University of Tennessee to Build Experimental Technology Grid

CRPC researcher Jack Dongarra, professor and distinguished scientist at the University of Tennessee at Knoxville (UTK) and the Oak Ridge National Laboratory, is leading an effort to create an experimental technology grid on the UTK campus. Funded by a five-year, $2 million grant from the National Science Foundation (NSF), this computational power grid will support leading-edge research on technologies and applications for high-performance distributed computing and information systems.

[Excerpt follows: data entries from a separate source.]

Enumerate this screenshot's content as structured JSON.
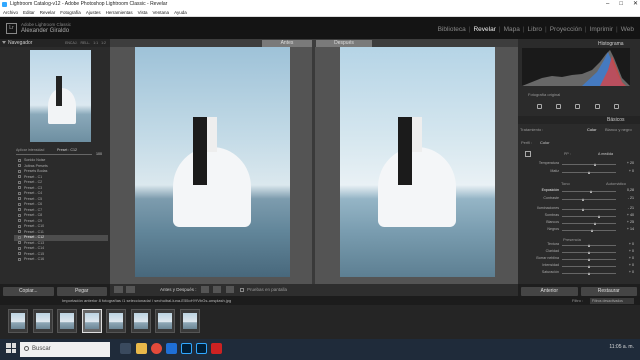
{
  "window": {
    "title": "Lightroom Catalog-v12 - Adobe Photoshop Lightroom Classic - Revelar",
    "controls": [
      "–",
      "□",
      "✕"
    ]
  },
  "menu": [
    "Archivo",
    "Editar",
    "Revelar",
    "Fotografía",
    "Ajustes",
    "Herramientas",
    "Vista",
    "Ventana",
    "Ayuda"
  ],
  "identity": {
    "logo": "Lr",
    "line1": "Adobe Lightroom Classic",
    "line2": "Alexander Giraldo"
  },
  "modules": {
    "items": [
      "Biblioteca",
      "Revelar",
      "Mapa",
      "Libro",
      "Proyección",
      "Imprimir",
      "Web"
    ],
    "active": "Revelar"
  },
  "left_panel": {
    "navigator_title": "Navegador",
    "nav_options": [
      "ENCAJ.",
      "RELL.",
      "1:1",
      "1:2"
    ],
    "amount_label": "Aplicar intensidad",
    "amount_value": "Preset : C12",
    "amount_number": "100",
    "rows": [
      {
        "label": "Sonido Noise",
        "type": "item"
      },
      {
        "label": "Joltras Presets",
        "type": "folder"
      },
      {
        "label": "Presets Bodas",
        "type": "folder"
      },
      {
        "label": "Preset - C1",
        "type": "item"
      },
      {
        "label": "Preset - C2",
        "type": "item"
      },
      {
        "label": "Preset - C3",
        "type": "item"
      },
      {
        "label": "Preset - C4",
        "type": "item"
      },
      {
        "label": "Preset - C5",
        "type": "item"
      },
      {
        "label": "Preset - C6",
        "type": "item"
      },
      {
        "label": "Preset - C7",
        "type": "item"
      },
      {
        "label": "Preset - C8",
        "type": "item"
      },
      {
        "label": "Preset - C9",
        "type": "item"
      },
      {
        "label": "Preset - C10",
        "type": "item"
      },
      {
        "label": "Preset - C11",
        "type": "item"
      },
      {
        "label": "Preset - C12",
        "type": "item",
        "selected": true
      },
      {
        "label": "Preset - C13",
        "type": "item"
      },
      {
        "label": "Preset - C14",
        "type": "item"
      },
      {
        "label": "Preset - C15",
        "type": "item"
      },
      {
        "label": "Preset - C16",
        "type": "item"
      }
    ],
    "copy_button": "Copiar...",
    "paste_button": "Pegar"
  },
  "view": {
    "before_label": "Antes",
    "after_label": "Después",
    "mode_label": "Antes y Después :",
    "proof_label": "Pruebas en pantalla"
  },
  "right_panel": {
    "histogram_label": "Histograma",
    "original_photo_label": "Fotografía original",
    "basic_label": "Básicos",
    "treatment_label": "Tratamiento :",
    "treatment_color": "Color",
    "treatment_bw": "Blanco y negro",
    "profile_label": "Perfil :",
    "profile_value": "Color",
    "wb_label": "PP :",
    "wb_value": "A medida",
    "sliders_top": [
      {
        "label": "Temperatura",
        "value": "+ 20",
        "pos": 0.62
      },
      {
        "label": "Matiz",
        "value": "+ 0",
        "pos": 0.5
      }
    ],
    "tone_title": "Tono",
    "tone_auto": "Automático",
    "sliders_tone": [
      {
        "label": "Exposición",
        "value": "0,28",
        "pos": 0.55,
        "active": true
      },
      {
        "label": "Contraste",
        "value": "- 21",
        "pos": 0.4
      }
    ],
    "sliders_light": [
      {
        "label": "Iluminaciones",
        "value": "- 21",
        "pos": 0.4
      },
      {
        "label": "Sombras",
        "value": "+ 40",
        "pos": 0.7
      },
      {
        "label": "Blancos",
        "value": "+ 25",
        "pos": 0.62
      },
      {
        "label": "Negros",
        "value": "+ 14",
        "pos": 0.57
      }
    ],
    "presence_title": "Presencia",
    "sliders_presence": [
      {
        "label": "Textura",
        "value": "+ 0",
        "pos": 0.5
      },
      {
        "label": "Claridad",
        "value": "+ 0",
        "pos": 0.5
      },
      {
        "label": "Borrar neblina",
        "value": "+ 0",
        "pos": 0.5
      },
      {
        "label": "Intensidad",
        "value": "+ 0",
        "pos": 0.5
      },
      {
        "label": "Saturación",
        "value": "+ 0",
        "pos": 0.5
      }
    ],
    "previous_button": "Anterior",
    "reset_button": "Restaurar"
  },
  "filmstrip": {
    "info": "Importación anterior   8 fotografías /1 seleccionada/ / sechuibal-luna-E55oHYfVbGs-unsplash.jpg",
    "filter_label": "Filtro :",
    "filter_value": "Filtros desactivados",
    "thumb_count": 8,
    "selected_index": 3
  },
  "taskbar": {
    "search_placeholder": "Buscar",
    "clock": "11:05 a. m."
  },
  "colors": {
    "bg": "#1e1e1e",
    "panel": "#2b2b2b",
    "accent_ps": "#31a8ff",
    "selected_row": "#4d4d4d"
  }
}
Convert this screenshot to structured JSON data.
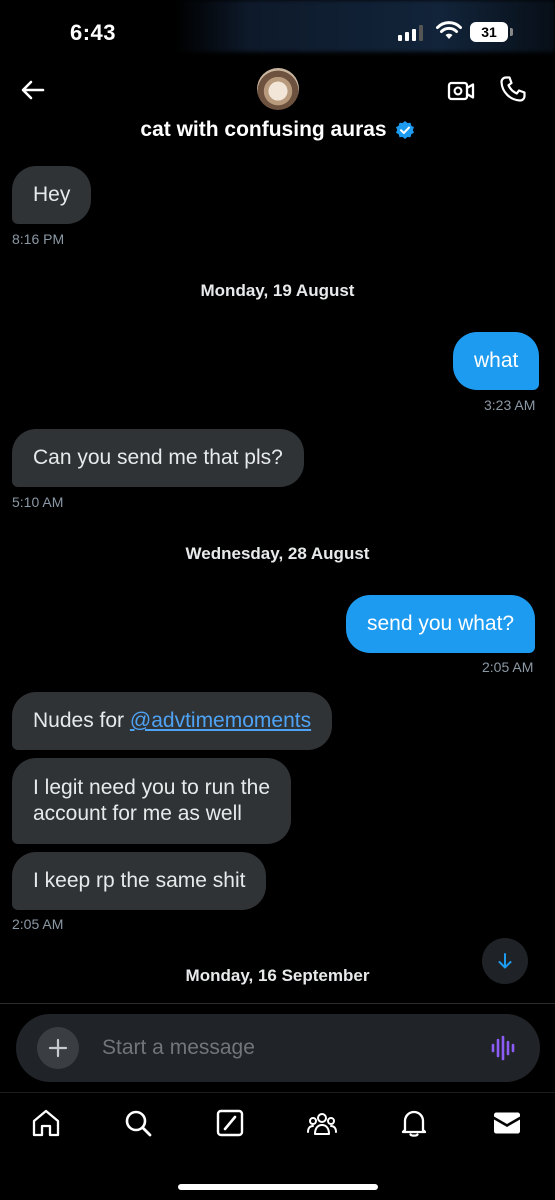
{
  "status_bar": {
    "time": "6:43",
    "battery": "31"
  },
  "header": {
    "title": "cat with confusing auras",
    "avatar": "cat-avatar",
    "verified_color": "#1d9bf0"
  },
  "messages": [
    {
      "kind": "in",
      "text": "Hey",
      "time": "8:16 PM"
    },
    {
      "kind": "date",
      "text": "Monday, 19 August"
    },
    {
      "kind": "out",
      "text": "what",
      "time": "3:23 AM"
    },
    {
      "kind": "in",
      "text": "Can you send me that pls?",
      "time": "5:10 AM"
    },
    {
      "kind": "date",
      "text": "Wednesday, 28 August"
    },
    {
      "kind": "out",
      "text": "send you what?",
      "time": "2:05 AM"
    },
    {
      "kind": "in",
      "text_prefix": "Nudes for ",
      "mention": "@advtimemoments"
    },
    {
      "kind": "in",
      "text_line1": "I legit need you to run the",
      "text_line2": "account for me as well"
    },
    {
      "kind": "in",
      "text": "I keep rp the same shit",
      "time": "2:05 AM"
    },
    {
      "kind": "date",
      "text": "Monday, 16 September"
    }
  ],
  "composer": {
    "placeholder": "Start a message"
  },
  "colors": {
    "accent": "#1d9bf0",
    "incoming_bubble": "#2f3336",
    "voice_icon": "#8b5cf6"
  },
  "tabbar": [
    "home-icon",
    "search-icon",
    "grok-icon",
    "communities-icon",
    "notifications-icon",
    "messages-icon"
  ]
}
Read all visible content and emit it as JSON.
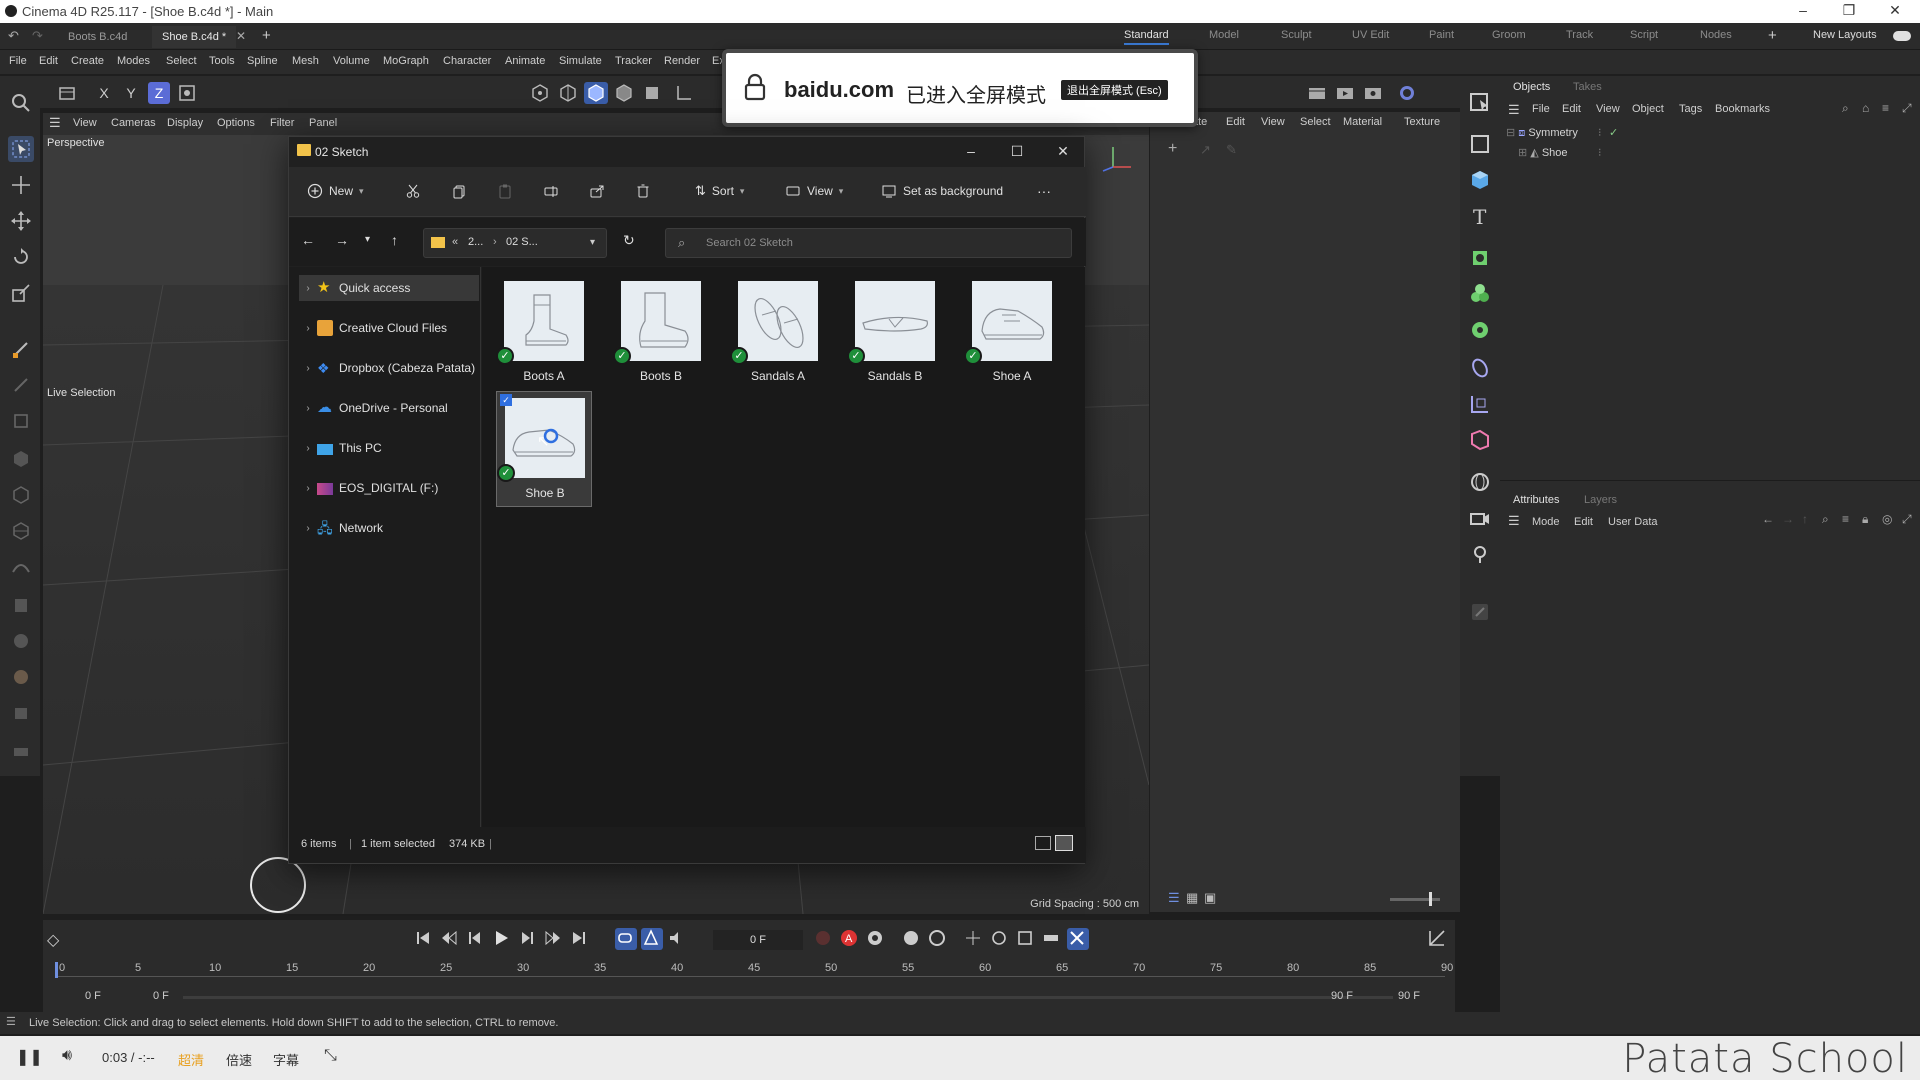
{
  "app": {
    "title": "Cinema 4D R25.117 - [Shoe B.c4d *] - Main",
    "doc_tabs": [
      "Boots B.c4d",
      "Shoe B.c4d *"
    ],
    "layouts": [
      "Standard",
      "Model",
      "Sculpt",
      "UV Edit",
      "Paint",
      "Groom",
      "Track",
      "Script",
      "Nodes"
    ],
    "new_layouts": "New Layouts",
    "menu": [
      "File",
      "Edit",
      "Create",
      "Modes",
      "Select",
      "Tools",
      "Spline",
      "Mesh",
      "Volume",
      "MoGraph",
      "Character",
      "Animate",
      "Simulate",
      "Tracker",
      "Render",
      "Ex"
    ]
  },
  "viewport": {
    "menu": [
      "View",
      "Cameras",
      "Display",
      "Options",
      "Filter",
      "Panel"
    ],
    "camera_label": "Perspective",
    "tool_label": "Live Selection",
    "grid_spacing": "Grid Spacing : 500 cm"
  },
  "material_manager": {
    "menu": [
      "ate",
      "Edit",
      "View",
      "Select",
      "Material",
      "Texture"
    ]
  },
  "objects_panel": {
    "tabs": [
      "Objects",
      "Takes"
    ],
    "menu": [
      "File",
      "Edit",
      "View",
      "Object",
      "Tags",
      "Bookmarks"
    ],
    "rows": [
      "Symmetry",
      "Shoe"
    ]
  },
  "attributes_panel": {
    "tabs": [
      "Attributes",
      "Layers"
    ],
    "menu": [
      "Mode",
      "Edit",
      "User Data"
    ]
  },
  "timeline": {
    "current_frame": "0 F",
    "ticks": [
      "0",
      "5",
      "10",
      "15",
      "20",
      "25",
      "30",
      "35",
      "40",
      "45",
      "50",
      "55",
      "60",
      "65",
      "70",
      "75",
      "80",
      "85",
      "90"
    ],
    "start": "0 F",
    "start2": "0 F",
    "end": "90 F",
    "end2": "90 F"
  },
  "status": {
    "text": "Live Selection: Click and drag to select elements. Hold down SHIFT to add to the selection, CTRL to remove."
  },
  "fullscreen_notice": {
    "host": "baidu.com",
    "message": "已进入全屏模式",
    "exit_button": "退出全屏模式 (Esc)"
  },
  "explorer": {
    "title": "02 Sketch",
    "toolbar": {
      "new": "New",
      "sort": "Sort",
      "view": "View",
      "set_background": "Set as background",
      "more": "···"
    },
    "address": {
      "prefix": "«",
      "crumb1": "2...",
      "sep": "›",
      "crumb2": "02 S..."
    },
    "search_placeholder": "Search 02 Sketch",
    "nav": [
      {
        "label": "Quick access",
        "icon": "star-icon",
        "color": "#f2c318"
      },
      {
        "label": "Creative Cloud Files",
        "icon": "creative-cloud-icon",
        "color": "#e8a33a"
      },
      {
        "label": "Dropbox (Cabeza Patata)",
        "icon": "dropbox-icon",
        "color": "#3d8bf2"
      },
      {
        "label": "OneDrive - Personal",
        "icon": "onedrive-icon",
        "color": "#3a8ee6"
      },
      {
        "label": "This PC",
        "icon": "pc-icon",
        "color": "#3fa4e8"
      },
      {
        "label": "EOS_DIGITAL (F:)",
        "icon": "drive-icon",
        "color": "#c84a8a"
      },
      {
        "label": "Network",
        "icon": "network-icon",
        "color": "#3fa4e8"
      }
    ],
    "files": [
      {
        "name": "Boots A",
        "synced": true
      },
      {
        "name": "Boots B",
        "synced": true
      },
      {
        "name": "Sandals A",
        "synced": true
      },
      {
        "name": "Sandals B",
        "synced": true
      },
      {
        "name": "Shoe A",
        "synced": true
      },
      {
        "name": "Shoe B",
        "synced": true,
        "selected": true
      }
    ],
    "status": {
      "count": "6 items",
      "sep": "|",
      "selection": "1 item selected",
      "size": "374 KB"
    }
  },
  "player": {
    "time": "0:03 / -:--",
    "quality": "超清",
    "speed": "倍速",
    "subtitles": "字幕",
    "watermark": "Patata School"
  },
  "colors": {
    "accent": "#3a7bd5",
    "sync_ok": "#1f8f3a",
    "bg": "#1e1e1e"
  }
}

The project, called the Scalable Intracampus Research Grid (SInRG), will mirror the underlying technologies and interdisciplinary research collaborations that are characteristic of the national technology grid being developed by the NSF's Partnerships for Advanced Computational Infrastructure (PACI) and other government agencies. While the SInRG infrastructure will eventually become a node on this national grid, its primary purpose is to provide a technological and organizational microcosm in which key research challenges can be attacked with better communication and control than wide-area environments usually permit.

SInRG will use special system software to integrate high-performance networks, computers, and storage systems into a unified system that can provide advanced computing and information services. "Of course we're excited by the opportunity to build on and experiment with the integration of our different projects to create SInRG's system software," says Dongarra. "But we also plan to leverage the work that's being done by the PACIs and the other parts of the national grid community. Our work with SInRG will be one part, an important one we hope, of a much larger story about the transformation of computing and information systems that computational grids will bring about."

Nearly all of SInRG's funding is targeted for purchasing special Grid Service Clusters (GSCs), which are hardware ensembles specifically designed and configured to fit SInRG's multifaceted research agenda. Each GSC will consist of a compute engine, a mass storage device, and a fast data switch integrating them all and connecting them to the campus' high-performance network. "You can think of a GSC as a next generation workgroup cluster in an advanced local area network," says research team member Micah Beck. "Each of them will be assigned to one of the collaborating teams and customized to meet their special needs. But they'll also be designed from the ground up to be nodes on the grid, so the computational power can be moved around as needed and the resources can be flexibly shared by the whole SInRG community."

"By the end of the five years, we will have seven GSCs spread among six different locations around the campus, including one across the Tennessee River at the UT Medical Center," says Computer Science Department Head and SInRG co-principal investigator Bob Ward. "In one form or another we expect to encounter all the problems that the community building the national technology grid will see and we're looking forward to the special opportunity that this unique infrastructure will give us to address them."